Situado a la salida del pueblo de Graus, el Albergue de Graus es un magnífico emplazamiento para visitar toda la comarca de la Ribagorza y su vecina comarca del Sobrarbe.

El valle de Benasque es uno de los más bellos lugares del Pirineo Aragonés. Una parte importante de su territorio forma parte del Parque Natural Posets, Maladeta, sus formaciones geomorfológicas y sus paisajes, ofrecen a sus visitantes la posibilidad de disfrutar, de la naturaleza, y de numerosas actividades, en un entorno privilegiado.

Fue declarado Parque Natural el año 1994, con la finalidad de conservar sus valores, fauna, flora, y sus impresionantes paisajes. En sus macizos montañosos, están las cumbres más altas del Pirineo, entre ellas el Pico Aneto con sus 3404 m de altitud; Posets, Perdiguero, etc. Innumerables lagos de origen glacial.

La localidad de Castejón de Sos, en la Ribagorza, posee unas condiciones excepcionales para la práctica del parapente. Muy cerca, en un entorno de incomparable de belleza, podrás relajarte y liberar tensiones en las aguas termales del Balneario de Vilas del Turbón. Más al sur, el barranco se estrecha de forma inverosímil hasta que las paredes casi se tocan en el Congosto del Ventamillo.
 
La plaza mayor porticada de Graus es una delicia. Pero para delicia la longaniza que ha dado fama mundial a la localidad, y que desde 1996 ostenta el Récord Guiness a la longaniza más grande del mundo. Graus dedica, desde hace años, el último sábado de julio a este producto gastronómico con el Día de la Longaniza, declarado Fiesta de Interés Turístico de Aragón. Desde la basílica de la Virgen de la Peña, situada a las afueras de Graus, obtendrás unas magníficas vistas de la localidad y su entorno. 

¿Te imaginas encontrar en pleno Pirineo aragonés un templo budista? Se encuentra en Panillo, a pocos kilómetros de Graus.

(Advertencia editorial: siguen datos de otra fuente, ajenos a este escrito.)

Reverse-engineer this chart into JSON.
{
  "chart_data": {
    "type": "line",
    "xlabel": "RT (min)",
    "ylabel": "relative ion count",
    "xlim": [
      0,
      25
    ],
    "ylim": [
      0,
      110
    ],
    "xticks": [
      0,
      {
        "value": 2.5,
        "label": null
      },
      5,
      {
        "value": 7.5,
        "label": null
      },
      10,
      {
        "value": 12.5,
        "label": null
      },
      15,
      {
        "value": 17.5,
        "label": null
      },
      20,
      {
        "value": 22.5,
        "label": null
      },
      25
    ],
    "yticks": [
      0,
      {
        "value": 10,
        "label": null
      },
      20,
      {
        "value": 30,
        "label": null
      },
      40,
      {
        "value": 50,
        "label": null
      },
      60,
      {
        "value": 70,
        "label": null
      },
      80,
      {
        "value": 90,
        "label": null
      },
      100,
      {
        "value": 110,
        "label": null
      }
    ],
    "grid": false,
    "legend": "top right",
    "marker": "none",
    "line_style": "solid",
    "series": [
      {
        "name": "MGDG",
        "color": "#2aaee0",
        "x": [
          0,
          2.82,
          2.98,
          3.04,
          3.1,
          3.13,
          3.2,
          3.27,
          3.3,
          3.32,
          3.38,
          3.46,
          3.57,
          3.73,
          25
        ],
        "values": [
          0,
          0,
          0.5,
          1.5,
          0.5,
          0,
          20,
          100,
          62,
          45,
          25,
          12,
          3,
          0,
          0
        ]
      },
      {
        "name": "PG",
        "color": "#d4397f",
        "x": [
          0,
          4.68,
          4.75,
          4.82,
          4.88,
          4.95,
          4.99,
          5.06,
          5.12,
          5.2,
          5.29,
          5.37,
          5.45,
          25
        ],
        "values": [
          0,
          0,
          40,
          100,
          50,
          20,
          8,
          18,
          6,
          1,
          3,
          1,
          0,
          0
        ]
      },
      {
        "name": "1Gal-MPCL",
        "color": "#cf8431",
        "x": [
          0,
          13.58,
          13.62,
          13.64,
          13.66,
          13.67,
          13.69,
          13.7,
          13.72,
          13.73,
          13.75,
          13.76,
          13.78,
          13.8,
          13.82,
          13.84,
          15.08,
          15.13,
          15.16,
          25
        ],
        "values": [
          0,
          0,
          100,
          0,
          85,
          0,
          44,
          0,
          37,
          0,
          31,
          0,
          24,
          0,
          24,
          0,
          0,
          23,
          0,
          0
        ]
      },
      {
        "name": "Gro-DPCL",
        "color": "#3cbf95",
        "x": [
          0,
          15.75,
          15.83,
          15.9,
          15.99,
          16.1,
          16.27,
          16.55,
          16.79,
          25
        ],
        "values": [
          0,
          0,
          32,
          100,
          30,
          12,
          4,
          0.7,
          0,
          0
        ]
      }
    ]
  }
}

Remontando el río Isábena desde Graus aparece Roda de Isábena. Situado sobre una colina, sus calles conservan todo el sabor medieval en sus portadas, pasadizos y murallas. Su joya más preciada es la catedral, que ostenta ser la más antigua de Aragón y la más pequeña de España, pero también una de las más bellas. 
 
Más adelante, en un rincón de gran belleza, se levanta el espectacular monasterio de Santa María de Obarra. Su edificio mejor conservado es la iglesia románico lombarda, de finales del siglo XI. Después, el río se esconde en el fondo del sobrecogedor Congosto de Obarra.
 
Fronterizo con Cataluña, el valle del Noguera-Ribagorzana esconde tesoros como el magnífico monasterio de Alaón en Sopeira o el conjunto medieval de Montañana. Sus torres, puentes, calles, edificios, murallas e iglesias románicas te transportan a la Edad Media.

Si vas con niños, la Ribagorza te ofrece múltiples posibilidades para pasar un rato divertido. Una buena elección es visitar el museo de los Dinosaurios de Arén.
 
En Benabarre, capital cultural de la Ribagorza, se alza su castillo de imponente silueta. Y limitando con Lérida, la impresionante y poco conocida Sierra del Montsec, donde destaca el espectacular desfiladero del Congosto de Mont-Rebei, transitable a través de un vertiginoso sendero excavado en la roca.